We didn't implement it, largely because we didn't have time. We could have put in simple keyword-recognition, but having been inspired by the CC314 AI lectures we wanted to parse the text properly. We therefore did not put in keyword-recognition, because we knew we'd have to take it out when we implemented a natural-language parser (which could be called from the command parser that we did write).

Knowing that players would nevertheless attempt to talk to NPCs in the interim, we kept the number of NPCs that might conceivably be able to understand speech to a minimum (that is, zero). We did have a sleeping beauty and a frog prince, but they weren't around in conscious human form for long enough to hold a conversation.

Changes to the resource limits that programs on the univerity's DEC-10 mainframe could call upon during prime time prompted me to create a smaller world called VALLEY that was an offshoot of MUD. I put a human thief into this, aiming to use him for testing the conversational code I still intended to write. I had an idea to write a separate program for handling communication, but the inability to communicate with it except through (very slow) files put me off from doing this. I also had a PhD to work on (which I undertook in the area of Planning specifically because I wanted smarter NPCs in MUD).

The worlds of VALLEY and MUD were merged together in MUD2. When I eventually did get around to starting work on talking to NPCs, I began with a simple planning system so that the NPCs would be able to make decisions and change their goals based on what they were told. The thief by now had gained a reputation of being a silent, sullen sneak, so to test my ideas I added another human NPC, a little old man who had some magic ability. It turned out that his artificial intelligence was rather better than the natural intelligence of many players, though, and I had to tone him down. This was annoying, because I'd designed him with toned-down abilities already, having learned previously that players didn't like too much AI behind their opponents (I'd added some rule-based decision-making to humanoid mobiles such as zombies that I'd subsequently had to dumb down because they kept thrashing players).
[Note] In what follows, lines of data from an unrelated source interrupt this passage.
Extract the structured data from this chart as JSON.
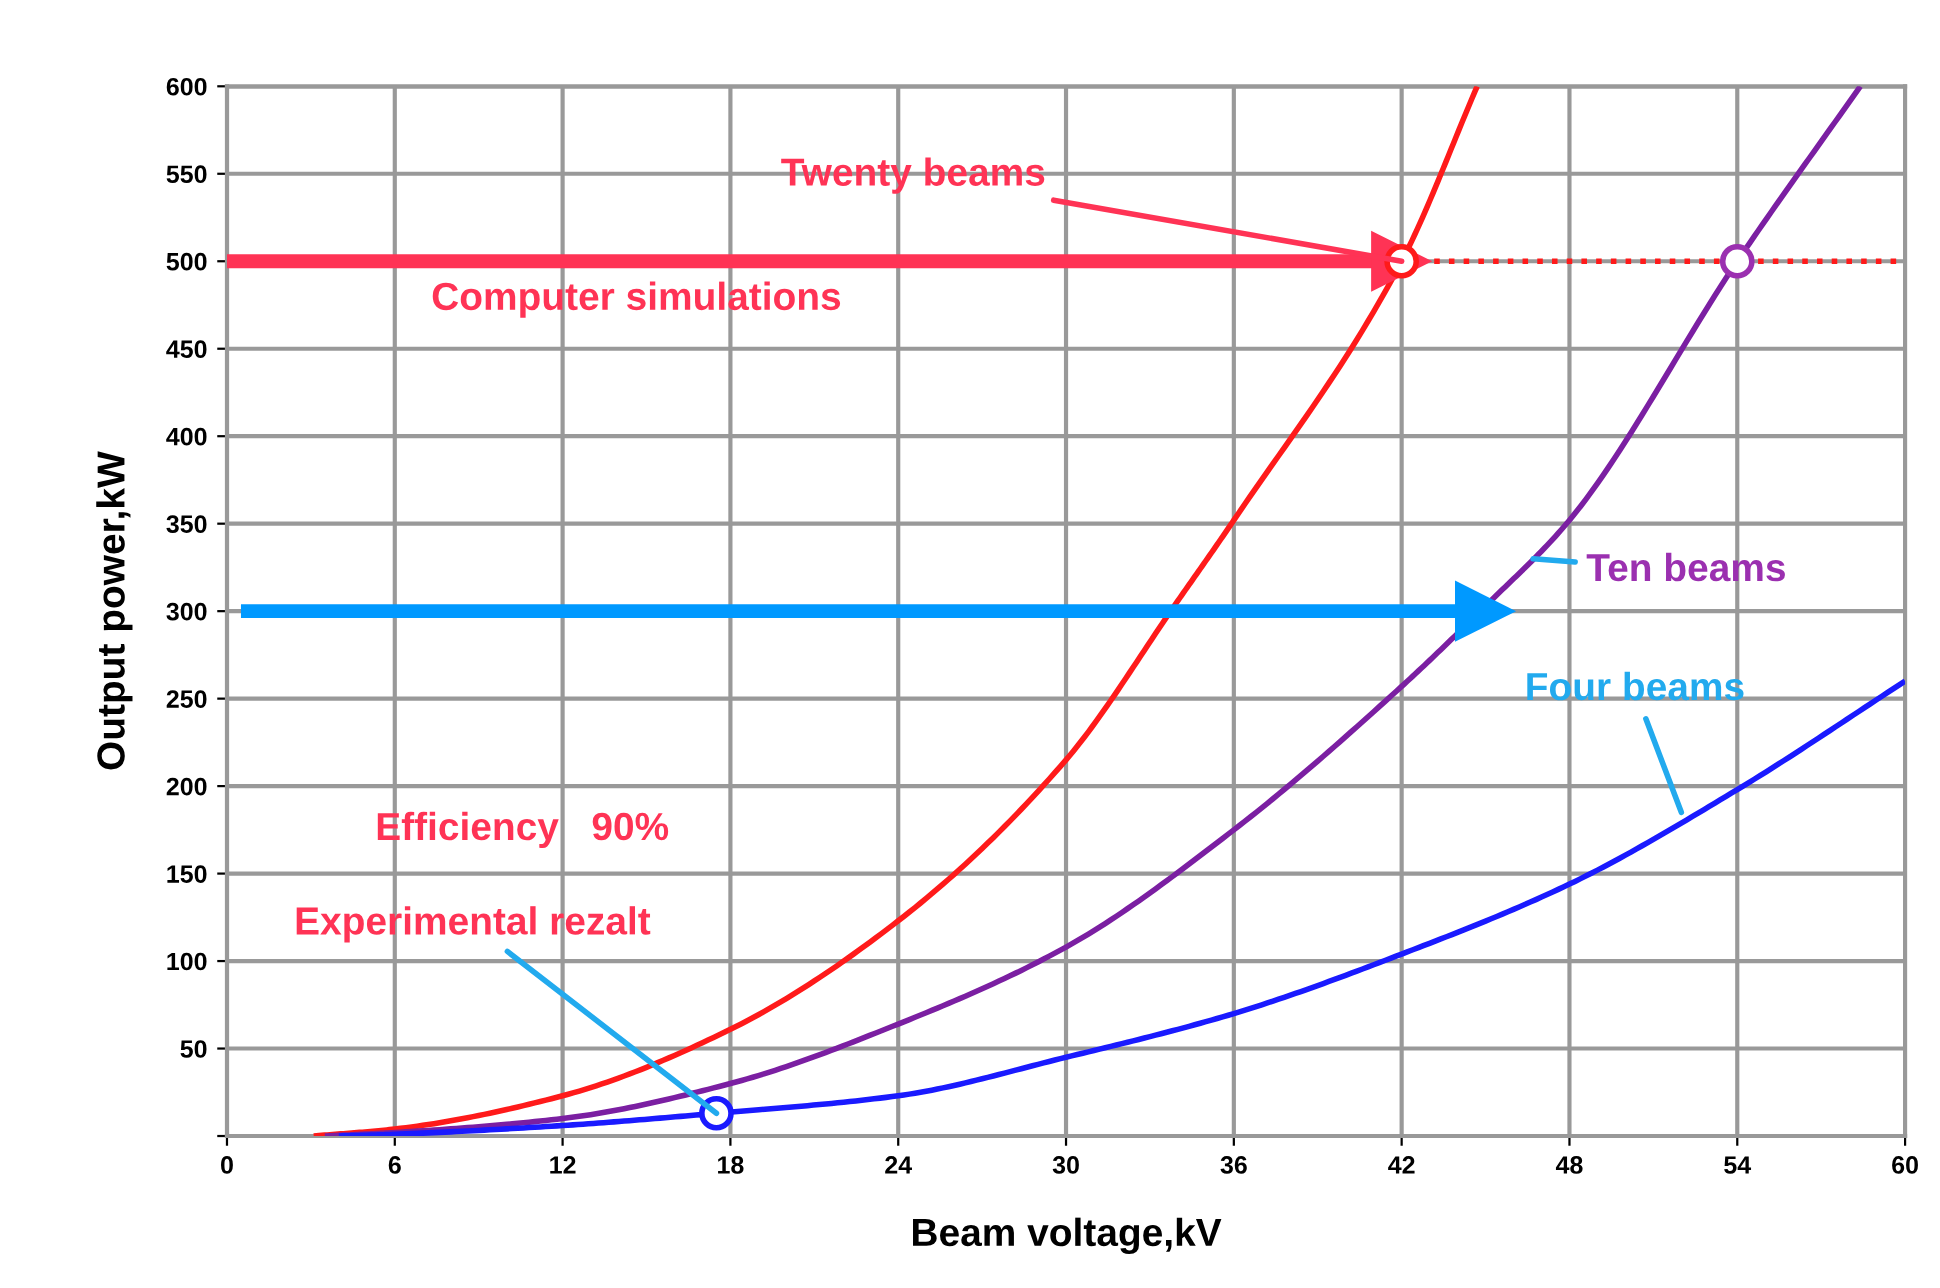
{
  "chart_data": {
    "type": "line",
    "xlabel": "Beam voltage,kV",
    "ylabel": "Output power,kW",
    "xlim": [
      0,
      60
    ],
    "ylim": [
      0,
      600
    ],
    "xticks": [
      0,
      6,
      12,
      18,
      24,
      30,
      36,
      42,
      48,
      54,
      60
    ],
    "yticks": [
      {
        "value": 0,
        "label": null
      },
      50,
      100,
      150,
      200,
      250,
      300,
      350,
      400,
      450,
      500,
      550,
      600
    ],
    "grid": true,
    "legend": false,
    "marker": "none",
    "line_style": "solid",
    "series": [
      {
        "color": "#ff1a1a",
        "x": [
          3.1,
          6,
          12,
          18,
          24,
          30,
          34,
          36,
          42,
          44.7
        ],
        "values": [
          0,
          4,
          23,
          61,
          123,
          215,
          306,
          352,
          500,
          600
        ]
      },
      {
        "color": "#7b1fa2",
        "x": [
          3.5,
          6,
          12,
          18,
          24,
          30,
          36,
          42,
          45,
          48,
          54,
          58.4
        ],
        "values": [
          0,
          2,
          10,
          30,
          64,
          108,
          175,
          257,
          303,
          352,
          500,
          600
        ]
      },
      {
        "color": "#1a1aff",
        "x": [
          4,
          6,
          12,
          17.5,
          24,
          30,
          36,
          42,
          48,
          54,
          60
        ],
        "values": [
          0,
          1,
          6,
          13,
          23,
          45,
          70,
          104,
          144,
          198,
          260
        ]
      },
      {
        "type": "line",
        "marker": "triangle",
        "color": "#ff3355",
        "x": [
          0,
          42
        ],
        "values": [
          500,
          500
        ]
      },
      {
        "type": "line",
        "marker": "triangle",
        "color": "#0099ff",
        "x": [
          0.5,
          45
        ],
        "values": [
          300,
          300
        ]
      },
      {
        "type": "scatter",
        "marker": "circle",
        "color": "#ff1a1a",
        "x": [
          42
        ],
        "values": [
          500
        ]
      },
      {
        "type": "scatter",
        "marker": "circle",
        "color": "#9b30b0",
        "x": [
          54
        ],
        "values": [
          500
        ]
      },
      {
        "type": "scatter",
        "marker": "circle",
        "color": "#1a1aff",
        "x": [
          17.5
        ],
        "values": [
          13
        ]
      }
    ],
    "ref_lines": [
      {
        "axis": "y",
        "value": 500,
        "color": "#ff1a1a",
        "line_style": "dotted"
      }
    ],
    "annotations": [
      {
        "text": "Twenty beams",
        "x": 42,
        "y": 500
      },
      "Computer simulations",
      {
        "text": "Ten beams",
        "x": 46.7,
        "y": 330
      },
      {
        "text": "Four beams",
        "x": 52,
        "y": 185
      },
      "Efficiency   90%",
      {
        "text": "Experimental rezalt",
        "x": 17.5,
        "y": 13
      }
    ]
  }
}
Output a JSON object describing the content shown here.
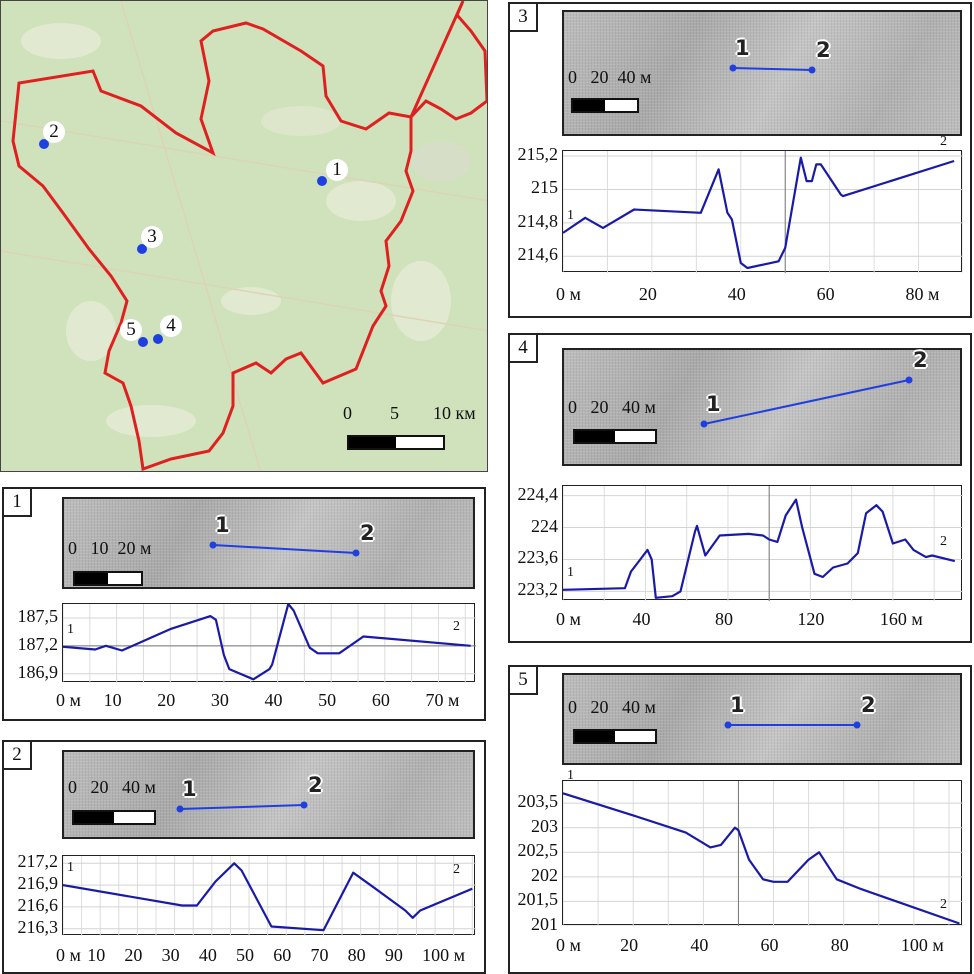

I never did get around to writing the code to allow players to hold conversations with NPCs.

Talking to NPCs in MUDs did not become a thing, and it's not really a thing in today's virtual worlds either. When it does happen, it almost invariably uses dialogue trees with little impact (and sometimes none — you can completely skip the conversations in FFXIV, for example). It doesn't have to be this way, though! Today, we really could create sophisticated parsers that allowed players to speak to NPCs; we could make the NPCs have mental models of individual players and of other NPCs (by shard); we could allow NPCs talk to one another and compete or co-operate. We can do a good many of the other things that would bring a virtual world to life, too. It doesn't need machine learning — Good Old-Fashioned AI can handle it.

We can even extend this for single-player RPGs. There's an Internet: if you say something to an NPC, it can send that to a server to interpret it and send back a response. We can even do it for multiple RPGs: a simple API for sending context and the player's words, which waits for a return context and the NPC's words. Localisation would easily be handled by the server. We don't even need the languages to be real: you could speak to an NPC in English and get a reply in Elvish (er, Elvish being the non-real language). Long term, I could see a company setting itself up to provide this kind of service.

There's so much more we could do with virtual worlds than we are doing. There always has been. Speaking to NPCs is just one example of many. If we restrict ourselves to making incremental changes to established principles, though, we'll never develop new principles. We need creative vision, not recreative vision. There are still plenty of designers out there who have such vision, they just don't get the chance to use it. Augh! It's so frustrating.

Oh well. I have five years before I have to retire, then perhaps I'll get around to writing the code to allow MUD's players to hold conversations with its NPCs (albeit only half a century later than planned).